Sudan Genelkurmay Başkanı Abdulfettah el-Burhan, Rusya’nın ülkede ateşkes çağrısı yapan BM Güvenlik Konseyi kararını veto etmesinin ardından “herhangi bir dış müdahaleyi” reddetti.
Sudan Genelkurmay Başkanı Abdulfettah el-Burhan, Rusya’nın BM Güvenlik Konseyi’nde ateşkes çağrısı yapan bir kararı veto etmesinden bir gün sonra, Salı günü ülkedeki savaşa “herhangi bir yabancı müdahaleyi” reddetti.
Port Sudan’da düzenlenen bir ekonomi konferansında konuşan Burhan, “bize kabul etmeyeceğimiz çözümleri dayatmayı amaçlayan emirleri” reddetti ve Rusya’nın “destekleyici duruşunu” övdü.

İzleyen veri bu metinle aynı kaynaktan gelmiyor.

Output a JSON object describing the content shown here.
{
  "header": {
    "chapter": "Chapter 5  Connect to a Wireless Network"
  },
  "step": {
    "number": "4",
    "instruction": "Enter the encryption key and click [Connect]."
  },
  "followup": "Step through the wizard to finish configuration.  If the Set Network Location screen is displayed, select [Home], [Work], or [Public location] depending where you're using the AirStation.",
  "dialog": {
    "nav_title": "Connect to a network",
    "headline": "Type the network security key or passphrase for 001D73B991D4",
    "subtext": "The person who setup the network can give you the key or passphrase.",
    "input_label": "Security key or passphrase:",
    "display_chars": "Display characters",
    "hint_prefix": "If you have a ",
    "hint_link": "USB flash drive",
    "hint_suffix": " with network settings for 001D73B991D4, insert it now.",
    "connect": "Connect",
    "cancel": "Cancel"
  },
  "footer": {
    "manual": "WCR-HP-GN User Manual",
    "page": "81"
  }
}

Hükümetinin, eski yardımcısı Mohamed Hamdan Dagalo liderliğindeki paramiliter Hızlı Destek Güçleri ile ordusu arasındaki savaşı sona erdirmeyi amaçlayan taslak kararı “asla kabul etmediğini” söyledi.
Nisan 2023’te patlak veren savaş binlerce kişinin ölümüne ve 11 milyondan fazla insanın yerinden edilmesine yol açarak, BM’nin dünyanın en büyük yerinden edilme krizi olarak adlandırdığı durumu yarattı.
‘Hatalı karar’
İngiltere ve Sierra Leone’nin hazırladığı Güvenlik Konseyi taslağında, her iki tarafa “düşmanlıkları derhal durdurmaları” ve ulusal ateşkes için görüşmelere başlamaları çağrısı yapıldı.
Burhan Salı günü yaptığı açıklamada, “Bu hatalı karar… egemenliğimizi ihlal etti ve taleplerimizi karşılamadı.” dedi.
ABD, Suudi Arabistan ve Afrika Birliği’nin de aralarında bulunduğu ülkelerin üst üste yaptığı arabuluculuk çabaları ateşkesi sağlamada başarısız oldu.
Uzmanlar, hem ordunun hem de RSF’nin askeri avantaj elde etme çabaları nedeniyle barış çabalarına direndiğini söylüyor.
RSF’den ‘tam geri çekilme’
Burhan Salı günü yaptığı açıklamada, RSF’nin “tam geri çekilmesi” olmadan ordunun müzakere etmeyeceğini veya ateşkesi kabul etmeyeceğini söyledi.
“Bu savaşın sonu isyancıların tamamen ortadan kaldırılmasında yatıyor” diyen Obama, ancak o zaman sivil hayatın yeniden başlayacağını, tüm Sudanlılara yardım akışının sağlanacağını ve sadece siyasi meselelerin ele alınacağını kaydetti.
BM uzmanları geçen ay her iki tarafı da 26 milyon sivile karşı “açlık taktikleri” kullanmakla suçlarken, yardım grupları ailelerin yaprak ve böcek yemeye zorlandığı “tarihi” bir açlık krizi konusunda uyarıda bulundu.